How we are teaching computers to understand pictures

At the beginning of this year, I met a new area of computer science that I fell in love with. The area was deep learning in the field of computer vision. To have a better understanding of this field, I took a course in my university named Introduction to Computer Vision.

Also, I have followed a course taught by Fei-Fei Li named CS231n: Convolutional Neural Networks for Visual Recognition provided by Stanford University online, and I have to admit that it was amazing. This course focuses on deep learning architectures centered particularly on image classification tasks. A detailed syllabus can be found in the links below.

A few days ago, I have encountered a TED Talk by Fei-Fei Li that is an introduction to Computer Vision in which she explains her area of research and her quest in this field. After that, I have decided to highlight some parts of the talk to give insights to the ones who might be interested in Computer Vision research.

In this talk, Fei-Fei Li explains that we have built smart machines but also the fact that these machines are still blind. This is mainly because these machines only see objects as pixels that consist of bunch of numbers that do not represent a meaning. Therefore, these machines have only the ability to see but we also want them to look those objects and see them thoroughly with understanding the meaning that lies behind them.

Fei-Fei Li also mentions that a simple observation changed her way of thinking. She says “By age three, a child would have seen hundreds of millions of pictures of the real world. That’s a lot of training examples. So, instead of focusing solely on better and better algorithms, my insight was to give the algorithms the kind of training data that a child was given through experiences in both quantity and quality.” She indicates that even a cat can be seen in various forms just like in the examples below. Therefore, there is a need for a huge dataset to compose those training examples like a three-year-old had seen.

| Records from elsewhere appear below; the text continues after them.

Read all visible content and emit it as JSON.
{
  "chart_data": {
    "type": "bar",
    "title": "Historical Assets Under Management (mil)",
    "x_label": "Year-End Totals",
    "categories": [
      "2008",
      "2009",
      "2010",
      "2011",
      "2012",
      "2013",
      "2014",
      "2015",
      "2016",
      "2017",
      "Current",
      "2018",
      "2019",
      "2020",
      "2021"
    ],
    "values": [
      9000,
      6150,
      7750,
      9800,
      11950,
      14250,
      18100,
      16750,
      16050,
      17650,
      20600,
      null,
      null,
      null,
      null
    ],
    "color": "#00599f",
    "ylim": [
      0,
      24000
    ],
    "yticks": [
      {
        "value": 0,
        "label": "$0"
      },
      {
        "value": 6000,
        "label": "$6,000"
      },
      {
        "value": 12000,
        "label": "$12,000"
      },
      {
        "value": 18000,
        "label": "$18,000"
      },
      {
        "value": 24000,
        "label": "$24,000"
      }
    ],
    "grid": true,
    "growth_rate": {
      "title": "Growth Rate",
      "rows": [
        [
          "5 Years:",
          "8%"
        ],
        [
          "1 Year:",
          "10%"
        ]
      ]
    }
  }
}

With the help of this observation, she started ImageNet project together with Professor Kai Li at Princeton University in 2007. After two years, the project delivered a database of 15 million images across 22,000 classes of objects and things organized by everyday English words, and this project contains 62,000 different versions of the cats that we mentioned above.

Now, the computers are able to determine whether a picture contains a cat and tell where the cat is in that picture. Although this is a great achievement, Fei-Fei Li tells that another milestone will be hit and the computers will not only see the picture but also generate sentences by learning both from pictures and natural language. For now, the computers are able to generate human-like sentences but still, we have a long way to go.

At the end of the talk, Fei-Fei Li mentions that these machines will not only be used for their intelligence. She says that we will collaborate with them in so many ways to build a better world for our children, and tells that this is her quest: to give computers visual intelligence and to create a better future for her son, Leo and for the world.

References

CS231n: Convolutional Neural Networks for Visual Recognition. (n.d.). Retrieved from http://cs231n.stanford.edu/.

Li, F. (n.d.). How we’re teaching computers to understand pictures. Retrieved from ted.com.